L'appuntamento è per il 5 settembre. Quel giorno è convocata la prima commissione del Csm: ordine del giorno, valutare i comportamenti del giudice Antonio Esposito, il presidente della sezione feriale della Cassazione che ha letto la sentenza di condanna definitiva di Silvio Berlusconi nel processo per frode fiscale sui diritti tv Mediaset.

Tre componenti "laici" del Csm (Nicolò Zanon, Filiberto Palumbo e Bartolomeo Romano, area Pdl) hanno firmato un esposto sostenendo che nell'intervista concessa da Esposito al Mattino era stata anticipata la motivazione della sentenza. Il comitato di presidenza del Csm l'ha subito passata alla prima commissione, competente per i procedimenti "paradisciplinari": quelli cioè in cui si giudicano comportamenti che non sono né illeciti penali, né disciplinari, ma "condotte incolpevoli", ossia inopportune. Il giudice nega di aver dato alcuna anticipazione delle motivazioni, ma solo spiegazioni in astratto del metodo di lavoro.

Poi nel testo pubblicato dal Mattino è stata aggiunta una domanda mai posta che ha tradito e inquinato il senso delle argomentazioni successive. Oltretutto, l'ordinamento giudiziario varato nel 2006 sanziona le dichiarazioni o le interviste su "affari in corso di trattazione", mentre il caso Mediaset è concluso.

In astratto, i sei membri della prima commissione, presieduta da Annibale Marini ("laico" di area An), hanno davanti tre strade.
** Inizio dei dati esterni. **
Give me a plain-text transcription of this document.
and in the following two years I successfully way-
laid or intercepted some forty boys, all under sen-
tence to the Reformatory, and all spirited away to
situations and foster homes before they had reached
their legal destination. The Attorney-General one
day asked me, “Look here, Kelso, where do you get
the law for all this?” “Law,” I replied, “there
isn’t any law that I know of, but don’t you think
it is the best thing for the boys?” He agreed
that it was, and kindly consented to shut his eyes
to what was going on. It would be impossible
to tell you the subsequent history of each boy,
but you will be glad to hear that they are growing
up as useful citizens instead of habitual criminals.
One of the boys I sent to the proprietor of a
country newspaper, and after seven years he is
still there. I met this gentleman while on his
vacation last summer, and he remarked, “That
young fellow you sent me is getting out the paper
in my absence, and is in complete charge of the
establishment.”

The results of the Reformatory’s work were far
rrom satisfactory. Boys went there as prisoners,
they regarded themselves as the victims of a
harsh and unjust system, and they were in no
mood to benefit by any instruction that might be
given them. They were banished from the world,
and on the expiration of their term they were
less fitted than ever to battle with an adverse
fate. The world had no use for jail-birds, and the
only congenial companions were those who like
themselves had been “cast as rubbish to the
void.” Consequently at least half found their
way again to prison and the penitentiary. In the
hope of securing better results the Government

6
Potrebbero chiudere la vicenda con un niente di fatto, non rilevando alcun comportamento inopportuno. Oppure censurare la condotta del giudice, con un ammonimento (più difficile il trasferimento, per il quale è necessario dimostrare l'incompatibilità ambientale o funzionale: nei confronti di chi?).

La terza possibilità è quella di passare la pratica a un'altra commissione: quella disciplinare, che agisce come vero e proprio giudice in presenza di comportamenti ritenuti illeciti disciplinari. Ad attivarla, possono essere il ministro della Giustizia oppure il procuratore generale della Cassazione. Se il ministro Annamaria Cancellieri, che ha già incaricato i suoi ispettori di un approfondimento della questione, oppure il pg Gianfranco Ciani decideranno di mettere sotto procedimento Esposito, allora inizierà una sorta di "processo" disciplinare per valutare le sue responsabilità.

Intanto la prima commissione dovrà però occuparsi anche della "pratica a tutela" del giudice Esposito: è stato lo stesso magistrato a chiederla, con un esposto inviato al comitato di presidenza del Csm. "Il presidente della sezione feriale - conferma il vicepresidente del Csm Michele Vietti - ha chiesto al Csm di tutelarlo contro gli attacchi subiti in queste settimane". Di difenderlo dalla campagna di denigrazione, iniziata prima dell'intervista al Mattino, attuata soprattutto da quotidiani come ilGiornale e Libero, che dedicano ogni giorno pagine e pagine a Esposito.

In passato, il Csm ha aperto "pratiche a tutela" nei confronti di altri magistrati oggetto di attacchi, da Raimondo Mesiano (il giudice "dai calzini turchesi") a Ilda Boccassini, da Paolo Carfì a Fabio De Pasquale.

La difesa di Esposito dal fango mediatico e politico gira comunque al rallentatore. Il comitato di presidenza del Csm, presieduto da Vietti, ha passato la richiesta del giudice alla prima commissione che valuterà se procedere. Acceleratore schiacciato invece per il "processo" contro Esposito: quattro membri "laici" del Csm (Zanon, Palumbo, Romano ed Ettore Adalberto Albertoni, area Lega) hanno chiesto addirittura che la prima commissione si riunisse in agosto.

È stata mantenuta la data del 5 settembre, comunque in anticipo sul calendario dei lavori del Csm, che iniziano il 9 settembre. Quel giorno la commissione comincerà ad affrontare il "caso Esposito", acquisendo l'intervista al Mattino ed eventualmente chiedendo di avere la registrazione audio completa. Più difficile che quello stesso giorno discuta anche della "pratica a tutela". Il fango può attendere.